The discovery “offers incredible potential for studying human development and regenerative medicine,” MedicalXpress.com reported. The study was first published in Nature Cell Biology.
The discovery was the result of collaborative studies by the LKS Faculty of Medicine at The University of Hong Kong (HKUMed), the Wellcome Sanger Institute, and the Friedrich-Loeffler-Institut in Germany.
An Incredible Step Forward
It’s the first time scientists have been able been able to derive stem cells from early pig embryos.

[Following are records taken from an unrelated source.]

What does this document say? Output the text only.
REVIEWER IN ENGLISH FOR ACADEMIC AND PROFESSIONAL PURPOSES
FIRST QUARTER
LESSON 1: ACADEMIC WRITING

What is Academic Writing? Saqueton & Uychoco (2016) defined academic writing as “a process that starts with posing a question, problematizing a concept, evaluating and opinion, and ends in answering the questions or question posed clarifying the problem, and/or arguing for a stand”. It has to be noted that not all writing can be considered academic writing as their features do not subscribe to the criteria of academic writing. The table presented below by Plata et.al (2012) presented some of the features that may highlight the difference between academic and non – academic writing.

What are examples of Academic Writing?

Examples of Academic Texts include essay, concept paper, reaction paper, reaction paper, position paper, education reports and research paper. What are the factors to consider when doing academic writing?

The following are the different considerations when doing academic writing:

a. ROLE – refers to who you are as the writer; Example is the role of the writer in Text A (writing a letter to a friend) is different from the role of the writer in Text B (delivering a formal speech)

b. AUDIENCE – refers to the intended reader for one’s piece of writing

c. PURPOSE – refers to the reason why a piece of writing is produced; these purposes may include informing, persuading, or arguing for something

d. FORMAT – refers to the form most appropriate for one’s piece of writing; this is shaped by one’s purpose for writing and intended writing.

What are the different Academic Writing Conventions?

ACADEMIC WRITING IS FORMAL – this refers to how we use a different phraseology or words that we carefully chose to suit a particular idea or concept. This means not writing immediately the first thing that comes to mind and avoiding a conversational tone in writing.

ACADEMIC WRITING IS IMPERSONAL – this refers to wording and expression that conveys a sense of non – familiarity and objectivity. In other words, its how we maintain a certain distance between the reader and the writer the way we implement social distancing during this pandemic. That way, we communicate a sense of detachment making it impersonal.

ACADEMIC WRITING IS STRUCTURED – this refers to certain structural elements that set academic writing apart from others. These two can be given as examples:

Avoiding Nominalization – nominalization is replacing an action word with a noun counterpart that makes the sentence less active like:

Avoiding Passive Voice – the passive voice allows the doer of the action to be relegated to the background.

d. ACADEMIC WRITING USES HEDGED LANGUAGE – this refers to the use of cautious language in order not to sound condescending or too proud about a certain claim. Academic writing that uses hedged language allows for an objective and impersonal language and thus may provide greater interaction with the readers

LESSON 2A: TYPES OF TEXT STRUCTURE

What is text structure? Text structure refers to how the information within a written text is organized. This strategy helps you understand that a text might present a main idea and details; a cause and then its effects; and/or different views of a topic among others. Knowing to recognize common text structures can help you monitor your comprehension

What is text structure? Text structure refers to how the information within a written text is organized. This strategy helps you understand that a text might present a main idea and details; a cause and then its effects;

“Stem cells have the ability to develop into other cell types, and existing stem cell lines are already extremely useful for research into development, disease and treatments,” MedicalXpress.com explains. “However, currently available types of stem cell lines have limitations, and until now it has also not been possible to create embryonic stem cells from pigs and many other farm animals.”
New Potential for Food Production
The findings are not only great news for regenerative medicine but for food production as well. The discovery will increase the viability of lab-grown meat as a solution to food shortages in the face of climate change and an overpopulated planet.
“Scientists have been attempting to derive porcine embryonic stem cells for decades without much success,” stated Professor Pentao Liu, a leader in the study. “With our Expanded Potential Stem Cell technology, we have now successfully derived and characterized stem cells from porcine pre-implantation embryos. We have also established similar human stem cells. Our study represents a significant advance in stem cell research.”
Potential for New Developments in Stem Cell Treatment for Back, Neck, and Shoulder Pain
But the discovery also shows incredible promise for other stem cell applications such as regenerative medicine, stem cell treatments for knee, neck, and back pain, and more.
“Our porcine EPSCs isolated from pig embryos are the first well-characterized pig cell lines worldwide,” stated Dr. Monika Nowak-Imialek, an author on the paper from the Friedrich-Loeffler-Institut (FLI) in Germany. “EPSC’s great potential to develop into any type of cell provides important implications for developmental biology, regenerative medicine, organ transplantation, disease modeling, and screening for drugs.”